Five days before the season opened the Cincinnati team came to contract terms with management, the Cincinnati team—and franchise, if you will—being Oscar Robertson. "Listen," one Royal had said during the holdout, "they can cut me 25% and give it to Oscar if it means bringing him back. That's how important he is to us." Wisely, the player did not make this statement within earshot of the front office or he might have had a deal. As it was, the Cincinnati team finally signed for about $70,000 cash, various bonuses based on the gate, and the use of a car.

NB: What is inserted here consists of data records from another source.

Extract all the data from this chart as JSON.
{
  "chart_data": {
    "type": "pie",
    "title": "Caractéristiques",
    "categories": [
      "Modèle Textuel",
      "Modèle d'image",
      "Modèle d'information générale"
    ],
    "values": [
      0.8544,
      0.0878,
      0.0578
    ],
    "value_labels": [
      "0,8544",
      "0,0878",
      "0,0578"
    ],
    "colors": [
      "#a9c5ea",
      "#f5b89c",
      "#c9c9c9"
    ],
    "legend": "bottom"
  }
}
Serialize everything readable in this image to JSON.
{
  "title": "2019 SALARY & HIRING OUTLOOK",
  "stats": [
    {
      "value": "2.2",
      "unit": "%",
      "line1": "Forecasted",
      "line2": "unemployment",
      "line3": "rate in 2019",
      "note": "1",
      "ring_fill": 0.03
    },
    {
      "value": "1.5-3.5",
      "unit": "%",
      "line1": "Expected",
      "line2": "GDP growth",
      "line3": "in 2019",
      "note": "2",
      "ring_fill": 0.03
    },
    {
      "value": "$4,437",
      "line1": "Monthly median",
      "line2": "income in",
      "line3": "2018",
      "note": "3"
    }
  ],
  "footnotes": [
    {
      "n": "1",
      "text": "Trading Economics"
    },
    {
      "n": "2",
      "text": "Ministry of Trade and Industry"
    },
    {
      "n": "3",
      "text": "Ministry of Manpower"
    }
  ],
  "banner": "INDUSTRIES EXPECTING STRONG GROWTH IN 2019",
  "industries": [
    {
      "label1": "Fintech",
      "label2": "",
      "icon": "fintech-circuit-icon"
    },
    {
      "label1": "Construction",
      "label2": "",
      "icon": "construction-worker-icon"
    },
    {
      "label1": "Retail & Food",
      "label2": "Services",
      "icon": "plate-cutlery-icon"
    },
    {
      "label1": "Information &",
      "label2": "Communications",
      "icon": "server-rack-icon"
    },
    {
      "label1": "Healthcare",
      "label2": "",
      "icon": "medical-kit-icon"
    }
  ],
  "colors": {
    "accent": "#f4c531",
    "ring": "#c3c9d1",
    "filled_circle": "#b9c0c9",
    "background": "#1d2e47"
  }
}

Not that all the Royals admire Oscar's personality, on or off the court, but he means so much to the team that the weeks spent practicing without him might just as well have been spent playing amiable games of horse. This year, however, even with Oscar, the Royals are going to have to struggle to make .500—which is all they managed the second half of last year anyway. Perhaps this is why Oscar wanted more of that cold-cash guarantee, for since the dream of threatening the Celtics faded, so has the gate. The Royals have not exactly been Auerbachs in the draft, their only good choices in the last few years being Oscar and Jerry Lucas—territorial picks that hardly required much acumen. This year the draft disaster was not management's fault, however. The first two choices—Nate Bowman of Wichita and Flynn Robinson of Wyoming—were clipped by injury and illness. But the third choice, Jon McGlocklin of Indiana, not only seems to be a real sleeper but also precisely what the team needed, the big guard to replace retired Arlen Bockhorn behind Robertson and Adrian Smith. McGlocklin, a dedicated young man, is 6 feet 5 and 205, but he was pretty much overlooked at Indiana, where the Van Arsdales outnumbered him. On campus, though, he was referred to with respect as "The Third Twin," and quietly managed to average 17.2, hit 54% and become something of a legend as a free-throw shooter. He hit 91 for 100 in practice and left the line muttering deep disappointment. McGlocklin has the advantage of having played guard as a collegian, which few kids 6 feet 5 ever do. The Royals need height most everywhere. Coach Jack Mc-Mahon had counted on Bowman to bring some to center, where Wayne Embry glares up at the monsters. Embry suddenly became injury-prone last year, Forward Jack Twyman is only 6 feet 6 and all of 31, and All-Star Lucas—though he has never looked better—has the maximum possible number of bad knees. McMahon has three good bench forwards—Tom Hawkins, Happy Hairston and Bud Olsen—which gives him some option there, but Oscar must carry this team more than ever. The car the Royals gave him won't help for that kind of portage.